How to Set Solar Radiation in FloTHERM
This KB article seeks to address questions such as:
How do I set solar radiation in FloTHERM?
What angle value should be entered under 'Model Orientation From North'?
How do I define a solar load?
Do I need to provide a solar reflectivity and emissivity for my surface attributes?
To include solar radiation in a FloTHERM model, toggle on 'Solar Radiation' under the Model Set Up tab. It is important to turn on thermal radiation as well; otherwise, the model will appear too hot.
Select 'Click to Edit' to open the Solar Configuration Window.
'Model Orientation From North' is the first setting that needs to be defined. This allows the user to identify where North is in the corresponding project.
If the gravity is set to -Y direction for the project, then the X or Z axis will be used to define the model's orientation. If North lined up with the Z axis for example, set the 'Angle Measured From' to 'Z Axis' and leave the default angle of 0 deg. If North doesn't lie along an axis, use the angle to define this location from either the X or Z axis.
The next section of the Solar Configuration Window defines solar position using latitude, date, and solar time. For this example, the latitude will be set to 30.25 degrees for Austin, Texas. Additionally, the date will be set to November 20th, 2018 with a mean solar time (clock time) of 07:00:00. These settings are used to calculate the azimuth angle and solar altitude.
Note: The mean solar time may not be the same as local time.
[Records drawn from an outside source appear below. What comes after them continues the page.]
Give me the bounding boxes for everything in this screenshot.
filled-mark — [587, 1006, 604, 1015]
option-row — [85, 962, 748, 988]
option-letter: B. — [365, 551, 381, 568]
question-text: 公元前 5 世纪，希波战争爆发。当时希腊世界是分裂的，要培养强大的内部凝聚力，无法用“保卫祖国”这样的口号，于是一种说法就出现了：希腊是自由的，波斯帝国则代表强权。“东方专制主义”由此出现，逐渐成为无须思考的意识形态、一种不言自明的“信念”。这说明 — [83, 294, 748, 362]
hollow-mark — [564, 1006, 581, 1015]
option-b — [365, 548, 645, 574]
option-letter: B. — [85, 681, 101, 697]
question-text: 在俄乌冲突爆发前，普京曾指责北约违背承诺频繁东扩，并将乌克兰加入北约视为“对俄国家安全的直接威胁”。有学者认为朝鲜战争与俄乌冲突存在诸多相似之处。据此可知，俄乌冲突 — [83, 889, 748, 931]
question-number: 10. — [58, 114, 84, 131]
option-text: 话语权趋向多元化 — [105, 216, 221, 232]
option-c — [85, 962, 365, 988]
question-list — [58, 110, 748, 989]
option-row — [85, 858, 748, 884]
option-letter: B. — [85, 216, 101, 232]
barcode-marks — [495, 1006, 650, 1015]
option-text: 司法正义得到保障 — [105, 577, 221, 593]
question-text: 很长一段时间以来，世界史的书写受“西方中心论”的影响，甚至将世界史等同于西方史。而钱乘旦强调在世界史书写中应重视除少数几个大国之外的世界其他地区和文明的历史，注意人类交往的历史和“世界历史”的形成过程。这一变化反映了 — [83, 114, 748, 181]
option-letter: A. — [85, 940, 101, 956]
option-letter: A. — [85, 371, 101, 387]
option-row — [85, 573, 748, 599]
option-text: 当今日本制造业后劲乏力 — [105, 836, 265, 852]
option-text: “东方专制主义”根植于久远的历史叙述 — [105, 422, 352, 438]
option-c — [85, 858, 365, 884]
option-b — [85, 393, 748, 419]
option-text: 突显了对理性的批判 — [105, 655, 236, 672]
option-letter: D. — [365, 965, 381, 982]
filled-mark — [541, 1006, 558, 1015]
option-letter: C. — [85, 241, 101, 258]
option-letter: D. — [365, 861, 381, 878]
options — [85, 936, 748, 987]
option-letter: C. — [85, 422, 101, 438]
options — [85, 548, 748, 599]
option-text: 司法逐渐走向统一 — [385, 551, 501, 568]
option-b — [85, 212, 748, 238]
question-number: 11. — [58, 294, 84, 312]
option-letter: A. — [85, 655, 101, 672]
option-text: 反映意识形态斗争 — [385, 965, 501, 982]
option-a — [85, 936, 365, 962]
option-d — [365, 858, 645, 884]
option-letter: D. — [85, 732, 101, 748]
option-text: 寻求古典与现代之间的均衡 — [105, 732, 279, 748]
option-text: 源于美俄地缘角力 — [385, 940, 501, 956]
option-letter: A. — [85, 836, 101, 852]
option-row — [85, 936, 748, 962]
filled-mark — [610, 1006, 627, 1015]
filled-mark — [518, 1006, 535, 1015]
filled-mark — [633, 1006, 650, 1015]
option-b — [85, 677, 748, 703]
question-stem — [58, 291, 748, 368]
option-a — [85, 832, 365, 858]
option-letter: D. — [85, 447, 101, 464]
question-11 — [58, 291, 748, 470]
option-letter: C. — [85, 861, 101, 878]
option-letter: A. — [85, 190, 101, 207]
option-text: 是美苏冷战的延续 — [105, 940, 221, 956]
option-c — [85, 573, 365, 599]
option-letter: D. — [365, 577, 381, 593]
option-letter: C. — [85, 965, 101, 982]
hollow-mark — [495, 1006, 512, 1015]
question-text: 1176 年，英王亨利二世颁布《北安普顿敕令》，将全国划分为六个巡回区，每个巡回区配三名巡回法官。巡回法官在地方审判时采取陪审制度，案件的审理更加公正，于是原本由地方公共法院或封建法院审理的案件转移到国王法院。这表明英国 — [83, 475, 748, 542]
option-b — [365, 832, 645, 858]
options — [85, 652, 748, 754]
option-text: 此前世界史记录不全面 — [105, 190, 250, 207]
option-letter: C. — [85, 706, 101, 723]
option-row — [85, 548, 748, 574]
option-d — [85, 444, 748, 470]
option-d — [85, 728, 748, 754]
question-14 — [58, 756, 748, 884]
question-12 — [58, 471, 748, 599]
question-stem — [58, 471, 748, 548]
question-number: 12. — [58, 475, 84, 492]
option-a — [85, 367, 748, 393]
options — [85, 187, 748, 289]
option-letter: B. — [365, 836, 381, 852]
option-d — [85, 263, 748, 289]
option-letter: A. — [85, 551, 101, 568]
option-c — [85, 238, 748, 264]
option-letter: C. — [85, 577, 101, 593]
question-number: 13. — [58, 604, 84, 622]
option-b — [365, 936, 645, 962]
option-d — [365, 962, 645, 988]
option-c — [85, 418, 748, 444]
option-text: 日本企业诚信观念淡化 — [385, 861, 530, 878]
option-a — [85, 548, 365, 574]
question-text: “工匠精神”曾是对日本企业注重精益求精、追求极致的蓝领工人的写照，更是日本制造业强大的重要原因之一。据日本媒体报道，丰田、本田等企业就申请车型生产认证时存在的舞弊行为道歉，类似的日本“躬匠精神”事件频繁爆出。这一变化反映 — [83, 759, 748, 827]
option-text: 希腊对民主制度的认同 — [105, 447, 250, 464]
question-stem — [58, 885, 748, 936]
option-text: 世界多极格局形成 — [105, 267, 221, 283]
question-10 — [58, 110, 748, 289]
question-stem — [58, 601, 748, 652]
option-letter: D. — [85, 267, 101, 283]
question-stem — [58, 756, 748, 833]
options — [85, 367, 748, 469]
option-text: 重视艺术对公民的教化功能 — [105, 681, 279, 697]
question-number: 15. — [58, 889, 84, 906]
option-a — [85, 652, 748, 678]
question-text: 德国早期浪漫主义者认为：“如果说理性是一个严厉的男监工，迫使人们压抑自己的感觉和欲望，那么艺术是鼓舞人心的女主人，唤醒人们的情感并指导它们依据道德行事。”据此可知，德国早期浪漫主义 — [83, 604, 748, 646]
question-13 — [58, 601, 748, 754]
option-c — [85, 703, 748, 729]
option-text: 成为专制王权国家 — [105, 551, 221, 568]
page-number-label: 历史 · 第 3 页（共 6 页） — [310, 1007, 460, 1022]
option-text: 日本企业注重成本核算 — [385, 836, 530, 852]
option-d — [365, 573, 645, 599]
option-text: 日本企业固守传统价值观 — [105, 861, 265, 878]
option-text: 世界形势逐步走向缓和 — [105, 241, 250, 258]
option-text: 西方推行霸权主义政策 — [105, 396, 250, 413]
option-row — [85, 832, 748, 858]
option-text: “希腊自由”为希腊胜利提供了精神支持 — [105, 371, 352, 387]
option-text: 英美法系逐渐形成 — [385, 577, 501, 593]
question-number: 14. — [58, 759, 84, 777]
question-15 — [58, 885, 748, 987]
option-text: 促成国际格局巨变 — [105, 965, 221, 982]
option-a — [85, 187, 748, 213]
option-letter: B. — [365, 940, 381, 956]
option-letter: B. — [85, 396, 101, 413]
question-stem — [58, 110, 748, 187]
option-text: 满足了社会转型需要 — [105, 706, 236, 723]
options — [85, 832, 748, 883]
The user may want to find a website or program that converts local time to mean solar time for accurate analysis.
Note: The solar time is a 24- hour clock, so 4PM would look like 16:00:00. Keep in mind that Command Center scenarios can be used to look at solar radiation over various times, such as throughout the day.
If solar intensity/load data is available, this can be defined using the solar intensity option for 'Solar Calculation Type.' Notice this value is applied at the calculated location (Azimuth Angle and Solar Altitude).
As an alternative, FloTHERM can calculate a solar intensity if the 'Solar Calculation Type' is set to cloudiness. This calculated value is based on the entered latitude, date, and solar time. A 'cloudiness' of 0 is clear skies, and this value can be adjusted to capture the expected cloud coverage, up to a value of 1. Therefore, the calculated solar intensity is reduced by the defined cloudiness.
As shown below, the calculated solar intensity with zero cloudiness is about 100W/m^2.
If the cloudiness is set to 0.3, the calculated solar intensity is reduced by 30%, to about 70W/m^2.
Notice for either case, the solar vector is displayed in yellow in the upper right hand corner of the Visual Editor.
There are a couple attributes that need to be applied in the model prior to solving.
Make sure components have an associated material attribute so they can conduct heat. Additionally, apply a surface attribute to define a solar reflectivity and emissivity.
Solar reflectivity only applies when solar radiation is turned on. This determines how much of the solar load is being applied to the system. If an object has a solar reflectivity of 0.5 then only 50% of the solar load for that object is applied. The reflected solar radiation is removed from the system. Solar radiation is like applying a collapsed source SmartPart to parts in your model.
Setting an emissivity comes in for regular radiation, which again, should be turned on whenever there is solar radiation being modelled. The emissivity encompasses surface finishes and roughness of a part. This value will determine how much the object will radiate; the lower the emissivity, the less radiative heat transfer.
Note: Color, Shininess, and Brightness are settings for changing only the visual representation of the model.
Lastly, a radiation attribute needs to be applied to object surfaces as necessary to be included in the thermal radiation calculation.